The worldwide demand for communication has consistently increased over the past two decades i.e. from merely 64kbps in eighties to over 10Gbps today. These are primarily due to Globalisation. At present we are going through a global information revolution. The explosive growth of data, particularly internet traffic, has led to a dramatic increase in demand for transmission bandwidth. Also the ever evolving electronics has revolutionised the communication equipment which made it simpler and economic to deploy state of the art communication networks to meet the demands of society. Already the largest and extremely complex telecommunication networks have been deployed over the world. Traditionally, these networks only provide lines connecting various users. However, in future, the information services are expected to converge with multimedia services integrating voice, data, video and consumer electronics. This development has pushed the requirement of network capacity into Terabits/Sec range. This demand requires several orders of network capacity and flexibility than currently provided by conventional telecommunication networks.
Optical Communication has emerged as one of the most important technology to serve the world-wide demand of increased communication capacity. In principle, optical techniques offer low-loss transmission over thousands of kilometres. Moreover, the bandwidth offered by Optical fibres allows transmission of many different wavelengths simultaneously. This enables the communication spectrum to reach Terabit/sec level. Considering the immense technological capability provided by the Optical domain, it is evident to understand the nuances of the Optical Communication Systems and exploit it fully to meet the ever-increasing demands. Optical communication is truely becoming a modern age phenomenon by revamping not only telecommuncation industry but also other industries including entertainment, medicine, etc. It is touching everyone's life by some way or the other.
Today Optical Fibre is used for telephony, Internet, and cable television transmission. Earlier fibre-optic systems were complex and expensive to install and operate. Hence these were primarily deployed for long-distance transmissions only, where they can be used economically to their full transmission capacity.
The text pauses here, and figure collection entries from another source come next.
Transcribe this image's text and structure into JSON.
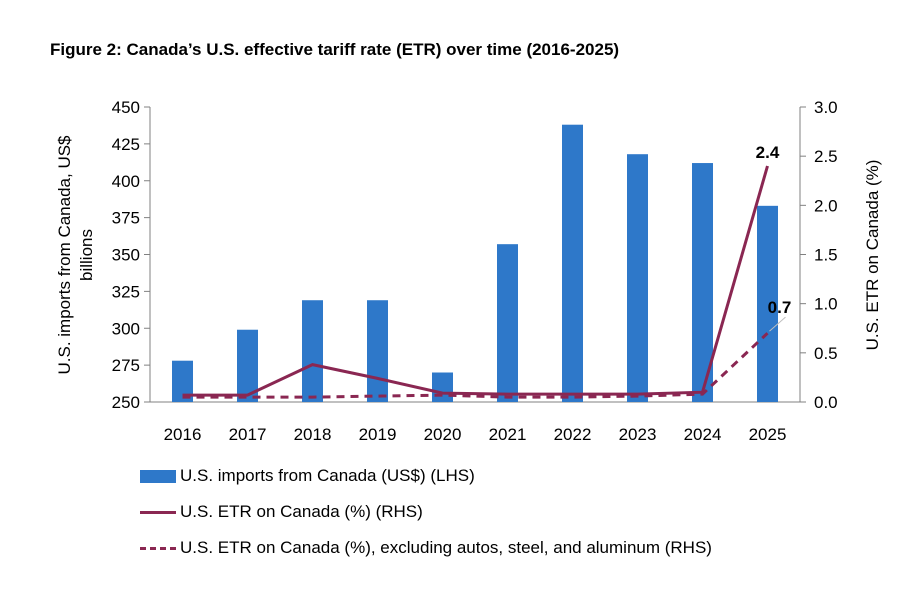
{
  "title": "Figure 2: Canada’s U.S. effective tariff rate (ETR) over time (2016-2025)",
  "colors": {
    "bars": "#2e78c9",
    "lines": "#8a2752"
  },
  "chart_data": {
    "type": "bar",
    "categories": [
      "2016",
      "2017",
      "2018",
      "2019",
      "2020",
      "2021",
      "2022",
      "2023",
      "2024",
      "2025"
    ],
    "ylabel_left_line1": "U.S. imports from Canada, US$",
    "ylabel_left_line2": "billions",
    "ylabel_right": "U.S. ETR on Canada (%)",
    "ylim_left": [
      250,
      450
    ],
    "ylim_right": [
      0,
      3
    ],
    "yticks_left": [
      "250",
      "275",
      "300",
      "325",
      "350",
      "375",
      "400",
      "425",
      "450"
    ],
    "yticks_right": [
      "0.0",
      "0.5",
      "1.0",
      "1.5",
      "2.0",
      "2.5",
      "3.0"
    ],
    "series": [
      {
        "name": "U.S. imports from Canada (US$) (LHS)",
        "type": "bar",
        "axis": "left",
        "values": [
          278,
          299,
          319,
          319,
          270,
          357,
          438,
          418,
          412,
          383
        ]
      },
      {
        "name": "U.S. ETR on Canada (%) (RHS)",
        "type": "line",
        "axis": "right",
        "values": [
          0.07,
          0.07,
          0.38,
          0.24,
          0.09,
          0.08,
          0.08,
          0.08,
          0.1,
          2.4
        ]
      },
      {
        "name": "U.S. ETR on Canada (%), excluding autos, steel, and aluminum (RHS)",
        "type": "dashed-line",
        "axis": "right",
        "values": [
          0.05,
          0.05,
          0.05,
          0.06,
          0.07,
          0.05,
          0.05,
          0.06,
          0.08,
          0.7
        ]
      }
    ],
    "annotations": [
      {
        "text": "2.4",
        "series": 1,
        "index": 9
      },
      {
        "text": "0.7",
        "series": 2,
        "index": 9
      }
    ],
    "grid": false,
    "legend_position": "bottom"
  }
}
With rapid technological developments, the prices for fibre-optic communications have dropped considerably. This has resulted in cost-effective deployment of fibre to the home than copper-based network. Further it also provides added advantage of converged information services.
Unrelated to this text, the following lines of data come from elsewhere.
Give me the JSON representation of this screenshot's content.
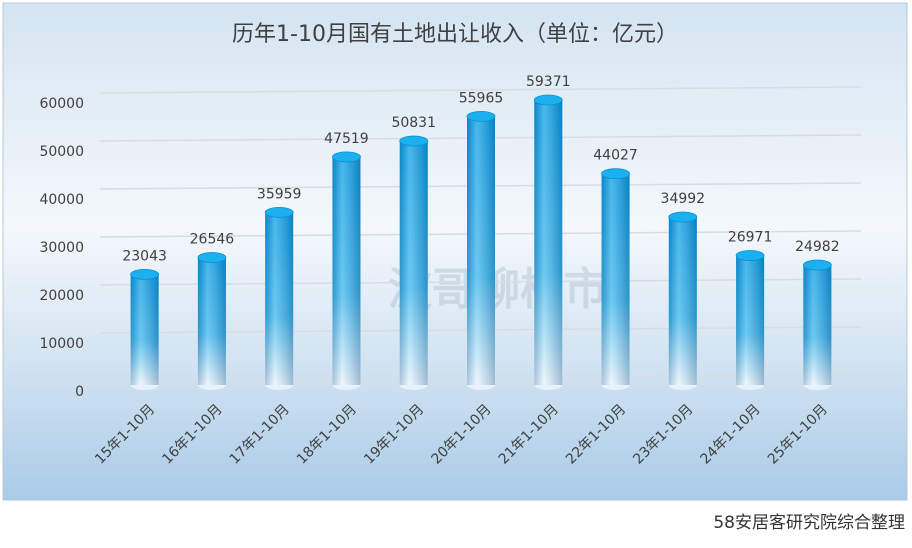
{
  "chart_data": {
    "type": "bar",
    "title": "历年1-10月国有土地出让收入（单位：亿元）",
    "watermark": "波哥聊楼市",
    "source": "58安居客研究院综合整理",
    "categories": [
      "15年1-10月",
      "16年1-10月",
      "17年1-10月",
      "18年1-10月",
      "19年1-10月",
      "20年1-10月",
      "21年1-10月",
      "22年1-10月",
      "23年1-10月",
      "24年1-10月",
      "25年1-10月"
    ],
    "values": [
      23043,
      26546,
      35959,
      47519,
      50831,
      55965,
      59371,
      44027,
      34992,
      26971,
      24982
    ],
    "color": "#0a9fe6",
    "ylim": [
      0,
      60000
    ],
    "yticks": [
      0,
      10000,
      20000,
      30000,
      40000,
      50000,
      60000
    ],
    "grid": true
  }
}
The optical fibers are used now days in a wide range of applications in metrology and medicine. Various applications in the Medicine field include surgery, endoscopy, and sensing. While the fiber design may be quite different when optimized for these applications, the general principles of operation remain much the same. The aim of this article is to know the capacity of a particular technology for effective exploitation. It just works on a simple principle of Total Internal Reflection.